Since 1990 Andrew Spittle – under his own name and with bands Dating Godot, Das Phaedrus, All Red Cables and now Charcoal Burners – has independently released over 40 albums of original music as well as a handful of singles and EPs titles. The earliest releases were cassettes, progressing to Compact Disc and eventually digital releases via Bandcamp.

This latest release has echoes – in musical style and personnel – of Spittle’s 1990’s band Dating Godot with Spittle joined by latter-day Dating Godot member Sally Lonie on bass and vocals. As with Dating Godot some of the music on “The Best Day You Could Imagine” is infused with the spirit of ultra-melodic molten-guitar rock of Husker Du.

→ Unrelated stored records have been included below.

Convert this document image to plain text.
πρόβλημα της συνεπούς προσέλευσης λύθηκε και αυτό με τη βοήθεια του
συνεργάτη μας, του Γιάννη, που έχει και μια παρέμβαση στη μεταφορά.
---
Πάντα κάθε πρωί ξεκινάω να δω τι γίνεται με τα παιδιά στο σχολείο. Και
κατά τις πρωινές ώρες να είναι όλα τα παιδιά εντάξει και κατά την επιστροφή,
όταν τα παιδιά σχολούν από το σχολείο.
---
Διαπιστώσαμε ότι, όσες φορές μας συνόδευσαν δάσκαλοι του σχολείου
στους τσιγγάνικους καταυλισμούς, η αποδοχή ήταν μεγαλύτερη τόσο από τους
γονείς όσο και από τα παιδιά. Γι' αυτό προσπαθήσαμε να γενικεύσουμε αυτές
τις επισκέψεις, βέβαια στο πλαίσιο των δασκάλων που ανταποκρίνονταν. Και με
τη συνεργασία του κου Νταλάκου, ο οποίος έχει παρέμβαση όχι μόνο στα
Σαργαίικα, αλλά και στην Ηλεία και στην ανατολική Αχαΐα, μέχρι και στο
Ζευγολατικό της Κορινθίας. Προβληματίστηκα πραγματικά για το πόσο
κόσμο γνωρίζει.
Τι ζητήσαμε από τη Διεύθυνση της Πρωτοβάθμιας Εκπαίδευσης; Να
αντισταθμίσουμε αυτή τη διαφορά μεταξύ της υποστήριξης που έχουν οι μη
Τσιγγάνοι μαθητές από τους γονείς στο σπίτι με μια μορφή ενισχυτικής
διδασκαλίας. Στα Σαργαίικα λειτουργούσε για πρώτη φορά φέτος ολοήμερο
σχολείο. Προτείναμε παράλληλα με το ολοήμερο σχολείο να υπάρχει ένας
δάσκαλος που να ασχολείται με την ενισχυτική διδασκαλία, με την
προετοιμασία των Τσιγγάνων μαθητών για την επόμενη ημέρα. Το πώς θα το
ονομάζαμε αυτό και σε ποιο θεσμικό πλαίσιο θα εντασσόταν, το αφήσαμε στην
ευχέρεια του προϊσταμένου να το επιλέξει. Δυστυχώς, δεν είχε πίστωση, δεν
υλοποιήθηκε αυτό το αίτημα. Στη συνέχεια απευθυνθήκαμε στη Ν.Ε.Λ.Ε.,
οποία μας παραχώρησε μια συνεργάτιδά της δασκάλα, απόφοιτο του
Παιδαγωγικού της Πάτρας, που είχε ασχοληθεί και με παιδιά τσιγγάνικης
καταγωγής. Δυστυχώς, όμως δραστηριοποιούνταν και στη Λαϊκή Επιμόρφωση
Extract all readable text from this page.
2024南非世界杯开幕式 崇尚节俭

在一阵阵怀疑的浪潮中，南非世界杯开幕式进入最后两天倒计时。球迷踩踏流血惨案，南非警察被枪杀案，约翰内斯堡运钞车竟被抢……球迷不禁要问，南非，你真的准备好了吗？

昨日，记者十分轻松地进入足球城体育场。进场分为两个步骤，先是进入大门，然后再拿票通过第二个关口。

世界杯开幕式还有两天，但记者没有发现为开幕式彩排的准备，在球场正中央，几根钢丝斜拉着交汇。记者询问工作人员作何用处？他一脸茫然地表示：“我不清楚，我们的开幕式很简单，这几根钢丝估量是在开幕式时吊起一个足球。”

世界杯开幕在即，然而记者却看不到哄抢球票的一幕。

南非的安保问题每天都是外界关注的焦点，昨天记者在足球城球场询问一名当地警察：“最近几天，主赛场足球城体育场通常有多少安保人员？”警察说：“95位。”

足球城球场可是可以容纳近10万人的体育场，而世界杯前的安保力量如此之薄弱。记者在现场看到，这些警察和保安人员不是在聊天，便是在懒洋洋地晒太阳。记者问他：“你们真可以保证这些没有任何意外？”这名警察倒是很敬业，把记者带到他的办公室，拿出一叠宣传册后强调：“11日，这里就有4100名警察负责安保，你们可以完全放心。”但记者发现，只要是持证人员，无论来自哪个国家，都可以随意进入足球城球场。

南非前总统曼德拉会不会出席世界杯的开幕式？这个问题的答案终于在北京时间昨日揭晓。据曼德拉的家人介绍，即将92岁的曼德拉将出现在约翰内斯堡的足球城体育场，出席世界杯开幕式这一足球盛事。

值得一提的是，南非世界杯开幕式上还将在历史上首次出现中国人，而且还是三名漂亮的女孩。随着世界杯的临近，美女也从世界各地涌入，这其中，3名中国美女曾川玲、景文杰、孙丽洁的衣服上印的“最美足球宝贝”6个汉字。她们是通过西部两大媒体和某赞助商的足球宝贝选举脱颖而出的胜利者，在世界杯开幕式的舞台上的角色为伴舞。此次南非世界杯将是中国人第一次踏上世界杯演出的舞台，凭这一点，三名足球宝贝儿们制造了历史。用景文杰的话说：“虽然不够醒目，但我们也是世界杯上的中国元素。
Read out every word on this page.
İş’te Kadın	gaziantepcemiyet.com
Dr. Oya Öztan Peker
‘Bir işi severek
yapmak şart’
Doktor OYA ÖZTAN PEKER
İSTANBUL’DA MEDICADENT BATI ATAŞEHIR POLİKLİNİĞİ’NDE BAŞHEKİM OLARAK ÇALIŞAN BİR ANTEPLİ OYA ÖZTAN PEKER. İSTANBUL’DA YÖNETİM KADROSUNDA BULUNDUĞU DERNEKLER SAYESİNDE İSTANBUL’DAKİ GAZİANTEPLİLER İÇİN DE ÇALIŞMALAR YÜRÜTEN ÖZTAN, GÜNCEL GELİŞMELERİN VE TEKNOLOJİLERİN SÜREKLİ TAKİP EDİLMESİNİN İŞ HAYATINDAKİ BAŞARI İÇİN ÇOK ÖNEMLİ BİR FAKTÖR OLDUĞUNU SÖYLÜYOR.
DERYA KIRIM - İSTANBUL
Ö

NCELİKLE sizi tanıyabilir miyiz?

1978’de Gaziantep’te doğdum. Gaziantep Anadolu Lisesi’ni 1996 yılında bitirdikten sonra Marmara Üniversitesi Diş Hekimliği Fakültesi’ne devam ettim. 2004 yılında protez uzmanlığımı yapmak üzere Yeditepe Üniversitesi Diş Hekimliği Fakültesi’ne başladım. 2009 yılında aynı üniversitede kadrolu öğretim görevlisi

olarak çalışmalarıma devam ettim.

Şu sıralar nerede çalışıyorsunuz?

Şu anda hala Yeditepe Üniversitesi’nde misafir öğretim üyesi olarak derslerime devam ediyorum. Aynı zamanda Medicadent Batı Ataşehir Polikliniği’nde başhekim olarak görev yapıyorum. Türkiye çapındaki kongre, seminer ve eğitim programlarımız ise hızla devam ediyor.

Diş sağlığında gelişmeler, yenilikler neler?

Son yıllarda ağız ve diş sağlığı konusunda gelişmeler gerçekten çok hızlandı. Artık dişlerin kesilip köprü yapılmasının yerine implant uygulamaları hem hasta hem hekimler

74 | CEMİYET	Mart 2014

However, even with such heavy apparent influences, this album is soaked in the atmosphere of Dunedin. It could not really have come from anywhere else. The sound is sometimes as misty and vague as the city on a low overcast day, the vocals drifting in and out of the murk, but the multi-layered guitars often sparkle like the sun reflecting off the breeze-ruffled surface of Otago Harbour on a better day.

Spittle has been called an ‘outsider’. In art the term usually refers to self taught, so-called ‘naive’ artists.  However the music of self-taught musicians and songwriters is the music often associated with New Zealand overseas. It is music outside the mainstream, following rules of its own making, or perhaps attempting imitation of, or homage to, a particular overseas style, and failing with original results.

Perhaps it also refers to being outside of any particular scene or label. However, that also applies to much New Zealand music. So I’m going with ‘prolific and independent’ instead.

Not that labels matter. It’s all about the music, and in Spittle’s case there’s a huge catalogue available to explore on Spittle’s Charcoal Burners’ Bandcamp.